Le député y voit un «piège», une manière de lui faire entamer le «quadrilogue» avec les trois autres institutions, pièce essentielle de la procédure d’adoption de la réforme, ce à quoi il se refuse ne s’estimant pas suffisamment informé.
«Depuis le traité de Lisbonne, le Parlement a un véritable pouvoir législatif. Beaucoup de gens n’ont pas assimilé cette réalité», déclare-t-il au Jeudi.
Il entend poursuivre ses travaux.
«Je dois répondre devant les électeurs portugais.»

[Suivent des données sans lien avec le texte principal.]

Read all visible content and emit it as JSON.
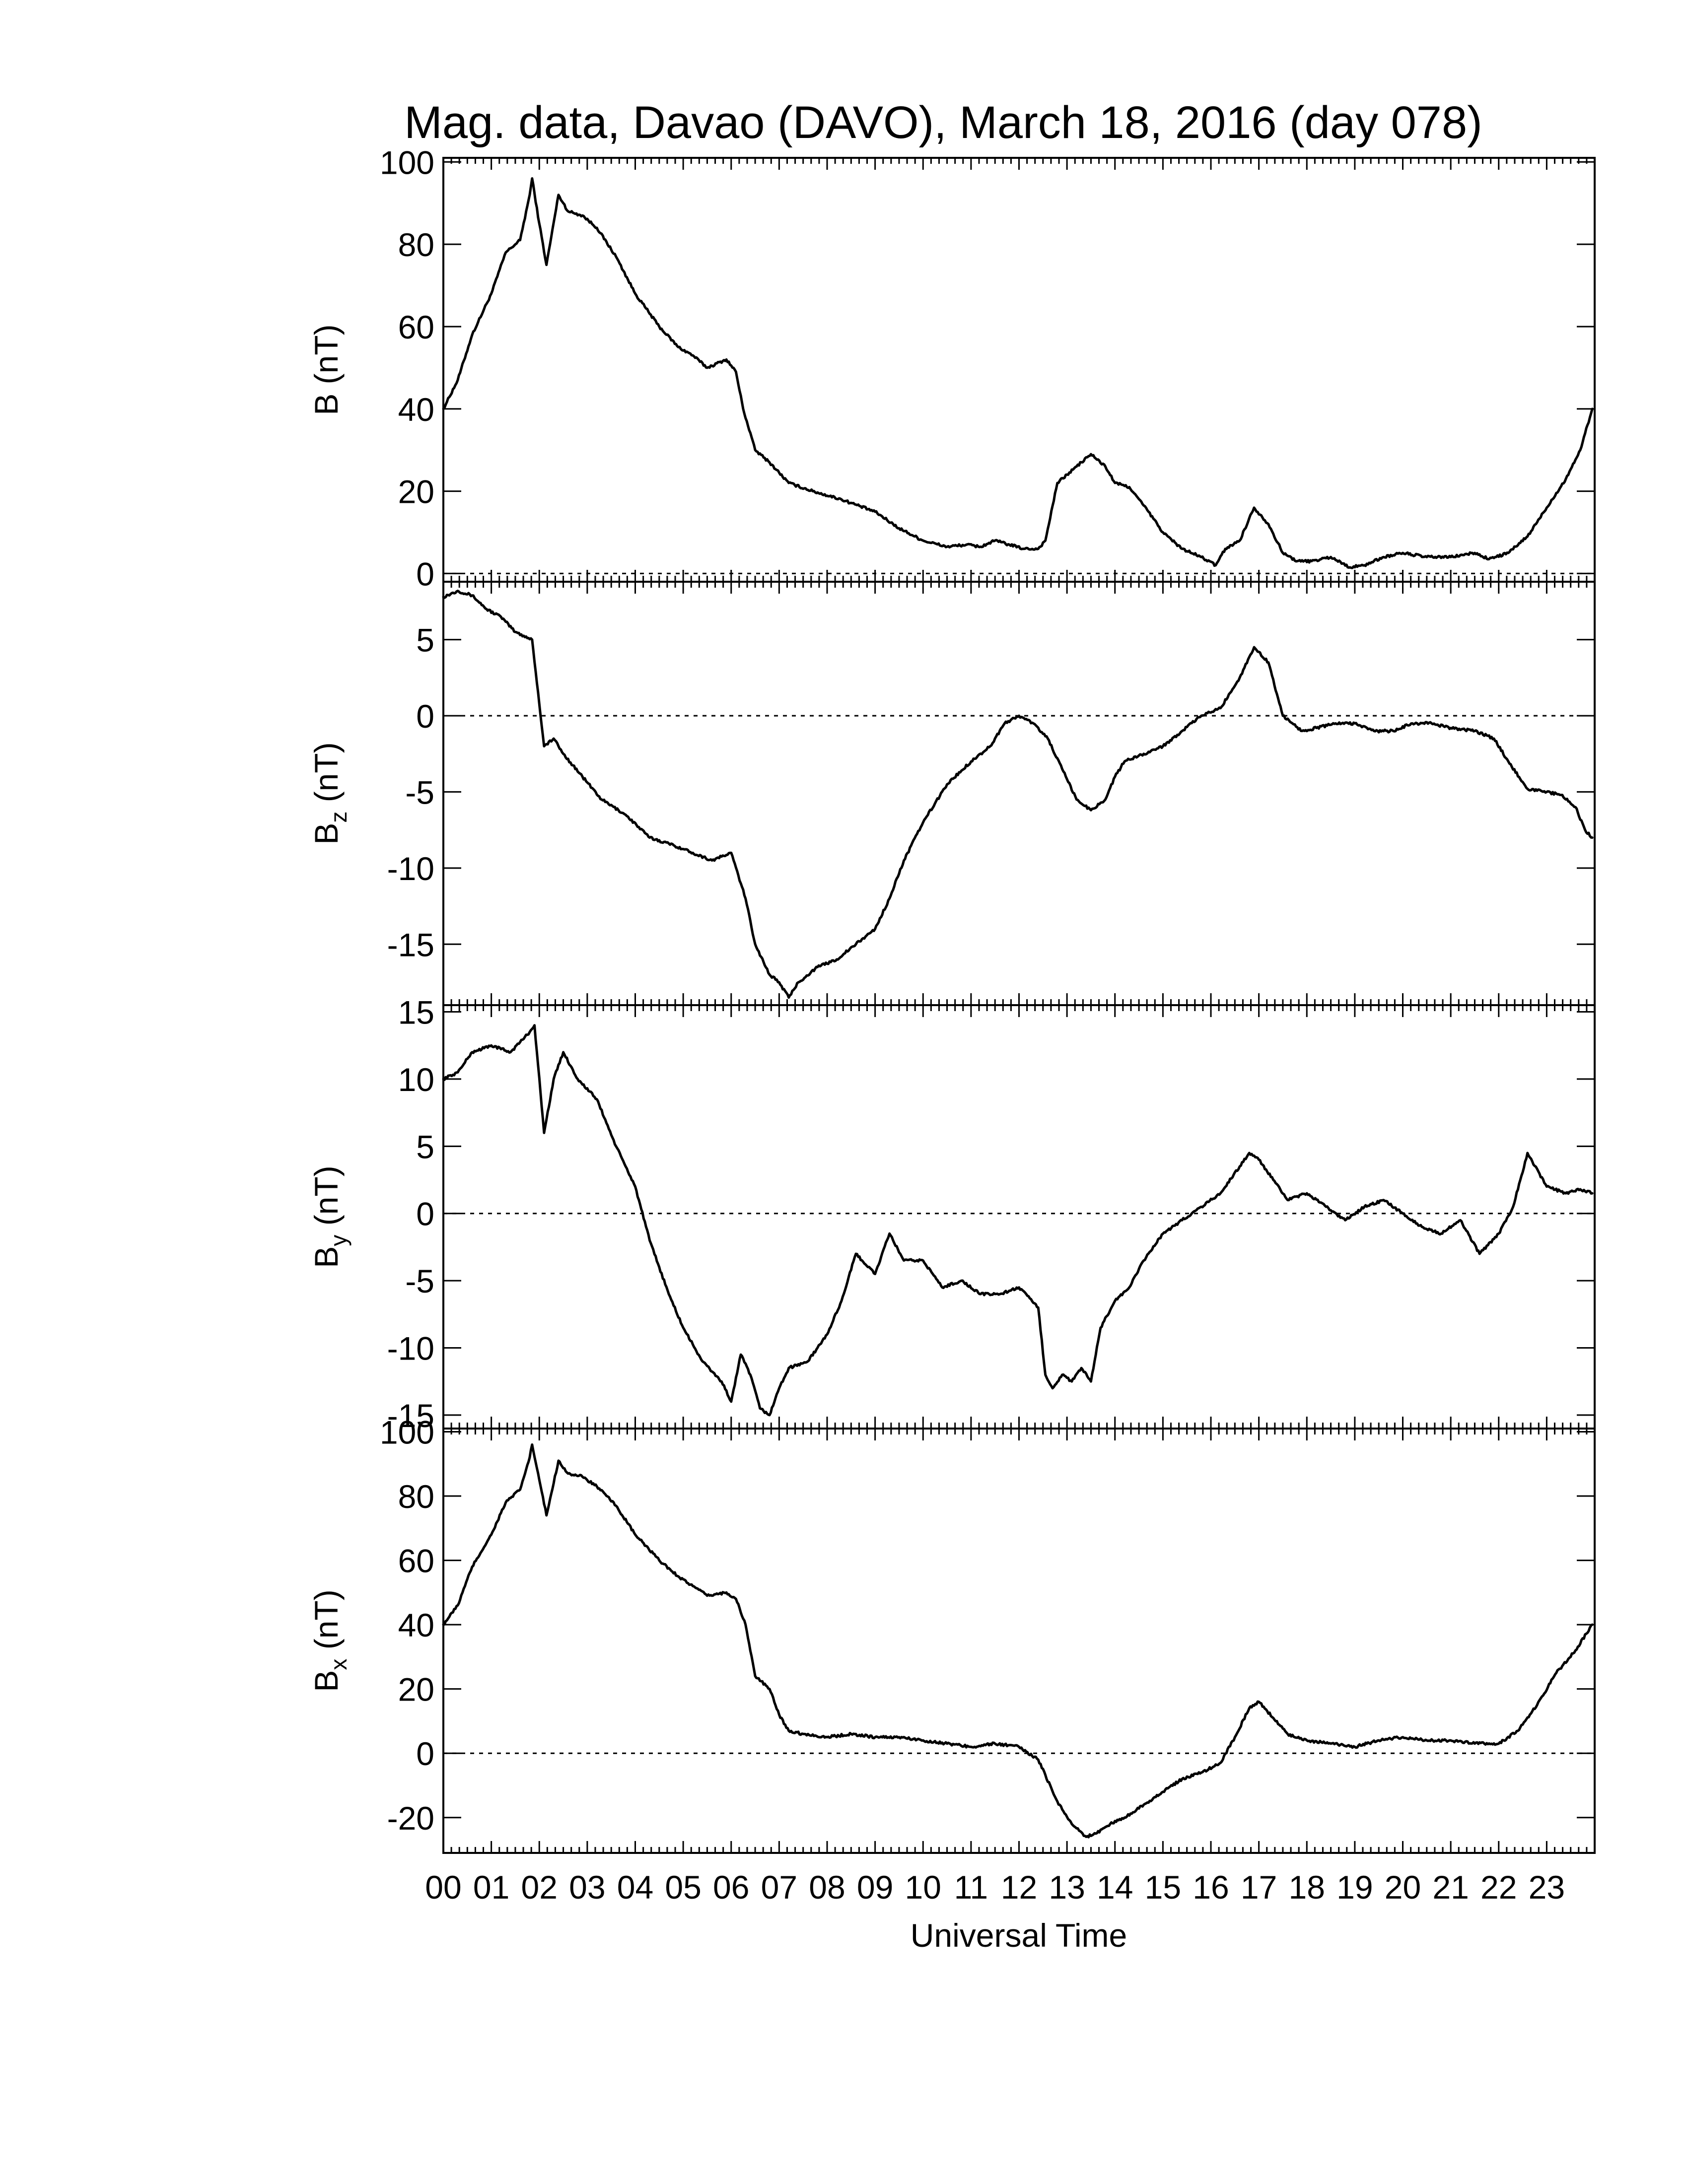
{
  "title": "Mag. data, Davao (DAVO), March 18, 2016 (day 078)",
  "xlabel": "Universal Time",
  "chart_data": [
    {
      "type": "line",
      "id": "B",
      "ylabel": "B (nT)",
      "ylabel_main": "B (nT)",
      "ylabel_sub": "",
      "ylabel_tail": "",
      "ylim": [
        -2,
        101
      ],
      "yticks": [
        0,
        20,
        40,
        60,
        80,
        100
      ],
      "zero_line": true,
      "x_unit": "UT hours",
      "x": [
        0,
        0.3,
        0.6,
        1.0,
        1.3,
        1.6,
        1.8,
        1.85,
        2.0,
        2.15,
        2.4,
        2.6,
        2.9,
        3.2,
        3.6,
        4.0,
        4.5,
        4.9,
        5.2,
        5.5,
        5.9,
        6.1,
        6.25,
        6.5,
        6.8,
        7.2,
        7.7,
        8.3,
        9.0,
        9.5,
        10.0,
        10.5,
        10.9,
        11.2,
        11.5,
        11.8,
        12.1,
        12.4,
        12.55,
        12.8,
        13.2,
        13.5,
        13.8,
        14.0,
        14.3,
        14.7,
        15.0,
        15.4,
        15.8,
        16.1,
        16.3,
        16.6,
        16.9,
        17.2,
        17.5,
        17.8,
        18.1,
        18.5,
        18.9,
        19.2,
        19.6,
        20.0,
        20.5,
        21.0,
        21.5,
        21.8,
        22.2,
        22.6,
        23.0,
        23.4,
        23.7,
        23.95
      ],
      "values": [
        40,
        47,
        58,
        68,
        78,
        81,
        92,
        96,
        85,
        75,
        92,
        88,
        87,
        84,
        77,
        68,
        60,
        55,
        53,
        50,
        52,
        49,
        40,
        30,
        27,
        22,
        20,
        18,
        15,
        11,
        8,
        6.5,
        7,
        6.5,
        8,
        7,
        6,
        6,
        8,
        22,
        26,
        29,
        26,
        22,
        21,
        15,
        10,
        6,
        4,
        2,
        6,
        8,
        16,
        12,
        5,
        3,
        3,
        4,
        1.5,
        2,
        4,
        5,
        4,
        4,
        5,
        3.5,
        5,
        9,
        16,
        23,
        30,
        40
      ]
    },
    {
      "type": "line",
      "id": "Bz",
      "ylabel": "Bz (nT)",
      "ylabel_main": "B",
      "ylabel_sub": "z",
      "ylabel_tail": " (nT)",
      "ylim": [
        -19,
        8.8
      ],
      "yticks": [
        -15,
        -10,
        -5,
        0,
        5
      ],
      "zero_line": true,
      "x_unit": "UT hours",
      "x": [
        0,
        0.3,
        0.6,
        0.9,
        1.2,
        1.5,
        1.85,
        2.1,
        2.3,
        2.5,
        2.9,
        3.3,
        3.8,
        4.3,
        4.8,
        5.2,
        5.6,
        6.0,
        6.3,
        6.5,
        6.8,
        7.0,
        7.2,
        7.4,
        7.8,
        8.2,
        8.6,
        9.0,
        9.3,
        9.6,
        10.0,
        10.5,
        11.0,
        11.4,
        11.7,
        12.0,
        12.3,
        12.6,
        12.9,
        13.2,
        13.5,
        13.8,
        14.0,
        14.2,
        14.6,
        15.0,
        15.4,
        15.8,
        16.2,
        16.6,
        16.9,
        17.2,
        17.5,
        17.9,
        18.2,
        18.6,
        19.0,
        19.4,
        19.8,
        20.2,
        20.6,
        21.0,
        21.5,
        21.9,
        22.2,
        22.6,
        23.0,
        23.3,
        23.6,
        23.8,
        23.95
      ],
      "values": [
        7.8,
        8.2,
        7.9,
        7.0,
        6.5,
        5.5,
        5.0,
        -2.0,
        -1.5,
        -2.5,
        -4.0,
        -5.5,
        -6.5,
        -8.0,
        -8.5,
        -9.0,
        -9.5,
        -9.0,
        -12.0,
        -15.0,
        -17.0,
        -17.5,
        -18.5,
        -17.5,
        -16.5,
        -16.0,
        -15.0,
        -14.0,
        -12.0,
        -9.5,
        -7.0,
        -4.5,
        -3.0,
        -2.0,
        -0.5,
        0.0,
        -0.5,
        -1.5,
        -3.5,
        -5.5,
        -6.2,
        -5.5,
        -4.0,
        -3.0,
        -2.5,
        -2.0,
        -1.0,
        0.0,
        0.5,
        2.5,
        4.5,
        3.5,
        0.0,
        -1.0,
        -0.8,
        -0.5,
        -0.5,
        -1.0,
        -1.0,
        -0.5,
        -0.5,
        -0.8,
        -1.0,
        -1.5,
        -3.0,
        -4.8,
        -5.0,
        -5.2,
        -6.0,
        -7.5,
        -8.0
      ]
    },
    {
      "type": "line",
      "id": "By",
      "ylabel": "By (nT)",
      "ylabel_main": "B",
      "ylabel_sub": "y",
      "ylabel_tail": " (nT)",
      "ylim": [
        -16,
        15.5
      ],
      "yticks": [
        -15,
        -10,
        -5,
        0,
        5,
        10,
        15
      ],
      "zero_line": true,
      "x_unit": "UT hours",
      "x": [
        0,
        0.3,
        0.6,
        1.0,
        1.4,
        1.8,
        1.9,
        2.1,
        2.3,
        2.5,
        2.8,
        3.2,
        3.6,
        4.0,
        4.3,
        4.7,
        5.0,
        5.4,
        5.8,
        6.0,
        6.2,
        6.4,
        6.6,
        6.8,
        7.0,
        7.2,
        7.6,
        8.0,
        8.3,
        8.6,
        9.0,
        9.3,
        9.6,
        10.0,
        10.4,
        10.8,
        11.2,
        11.6,
        12.0,
        12.4,
        12.55,
        12.7,
        12.9,
        13.1,
        13.3,
        13.5,
        13.7,
        14.0,
        14.3,
        14.6,
        15.0,
        15.4,
        15.8,
        16.2,
        16.6,
        16.8,
        17.0,
        17.3,
        17.6,
        18.0,
        18.4,
        18.8,
        19.2,
        19.6,
        20.0,
        20.4,
        20.8,
        21.2,
        21.6,
        22.0,
        22.3,
        22.6,
        23.0,
        23.4,
        23.7,
        23.95
      ],
      "values": [
        10.0,
        10.5,
        12.0,
        12.5,
        12.0,
        13.5,
        14.0,
        6.0,
        10.0,
        12.0,
        10.0,
        8.5,
        5.0,
        2.0,
        -2.0,
        -6.0,
        -8.5,
        -11.0,
        -12.5,
        -14.0,
        -10.5,
        -12.0,
        -14.5,
        -15.0,
        -13.0,
        -11.5,
        -11.0,
        -9.0,
        -6.5,
        -3.0,
        -4.5,
        -1.5,
        -3.5,
        -3.5,
        -5.5,
        -5.0,
        -6.0,
        -6.0,
        -5.5,
        -7.0,
        -12.0,
        -13.0,
        -12.0,
        -12.5,
        -11.5,
        -12.5,
        -8.5,
        -6.5,
        -5.5,
        -3.5,
        -1.5,
        -0.5,
        0.5,
        1.5,
        3.5,
        4.5,
        4.0,
        2.5,
        1.0,
        1.5,
        0.5,
        -0.5,
        0.5,
        1.0,
        0.0,
        -1.0,
        -1.5,
        -0.5,
        -3.0,
        -1.5,
        0.5,
        4.5,
        2.0,
        1.5,
        1.8,
        1.5
      ]
    },
    {
      "type": "line",
      "id": "Bx",
      "ylabel": "Bx (nT)",
      "ylabel_main": "B",
      "ylabel_sub": "x",
      "ylabel_tail": " (nT)",
      "ylim": [
        -31,
        101
      ],
      "yticks": [
        -20,
        0,
        20,
        40,
        60,
        80,
        100
      ],
      "zero_line": true,
      "x_unit": "UT hours",
      "x": [
        0,
        0.3,
        0.6,
        1.0,
        1.3,
        1.6,
        1.8,
        1.85,
        2.0,
        2.15,
        2.4,
        2.6,
        2.9,
        3.2,
        3.6,
        4.0,
        4.5,
        4.9,
        5.2,
        5.5,
        5.9,
        6.1,
        6.3,
        6.5,
        6.8,
        7.0,
        7.2,
        7.5,
        8.0,
        8.5,
        9.0,
        9.5,
        10.0,
        10.5,
        11.0,
        11.5,
        12.0,
        12.4,
        12.8,
        13.1,
        13.4,
        13.6,
        13.9,
        14.2,
        14.6,
        15.0,
        15.4,
        15.8,
        16.2,
        16.5,
        16.8,
        17.0,
        17.3,
        17.6,
        18.0,
        18.5,
        19.0,
        19.5,
        20.0,
        20.5,
        21.0,
        21.5,
        22.0,
        22.4,
        22.8,
        23.2,
        23.6,
        23.95
      ],
      "values": [
        40,
        46,
        58,
        68,
        78,
        82,
        92,
        96,
        85,
        74,
        91,
        87,
        86,
        83,
        77,
        68,
        60,
        55,
        52,
        49,
        50,
        48,
        40,
        24,
        20,
        12,
        7,
        6,
        5,
        6,
        5,
        5,
        4,
        3,
        2,
        3,
        2,
        -2,
        -15,
        -22,
        -26,
        -25,
        -22,
        -20,
        -16,
        -12,
        -8,
        -6,
        -3,
        5,
        14,
        16,
        11,
        6,
        4,
        3,
        2,
        4,
        5,
        4,
        4,
        3,
        3,
        7,
        15,
        25,
        32,
        40
      ]
    }
  ],
  "x_axis": {
    "range": [
      0,
      24
    ],
    "ticks": [
      "00",
      "01",
      "02",
      "03",
      "04",
      "05",
      "06",
      "07",
      "08",
      "09",
      "10",
      "11",
      "12",
      "13",
      "14",
      "15",
      "16",
      "17",
      "18",
      "19",
      "20",
      "21",
      "22",
      "23"
    ]
  }
}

Pour l’instant, il consulte des professeurs de droit, des constitutionnalistes, pour savoir s’il était bien légal d’inclure dans une seule et même procédure législative le simple ajout de 12 juges supplémentaires (ramené à 9), prévu en 2011, avec la réforme actuelle et ses chamboulements structurels. Le député dit vouloir et devoir comprendre le fond du dossier. Parce que, dit-il, «forcément, l’un des deux ment, mais lequel?»
Le Conseil (et Vassilios Skouris) pour qui seule cette réforme peut sauver le Tribunal? Ou le Tribunal qui affirme avoir résorbé son retard dans le traitement de ses affaires? Certaines chambres seraient même… en sous-capacité!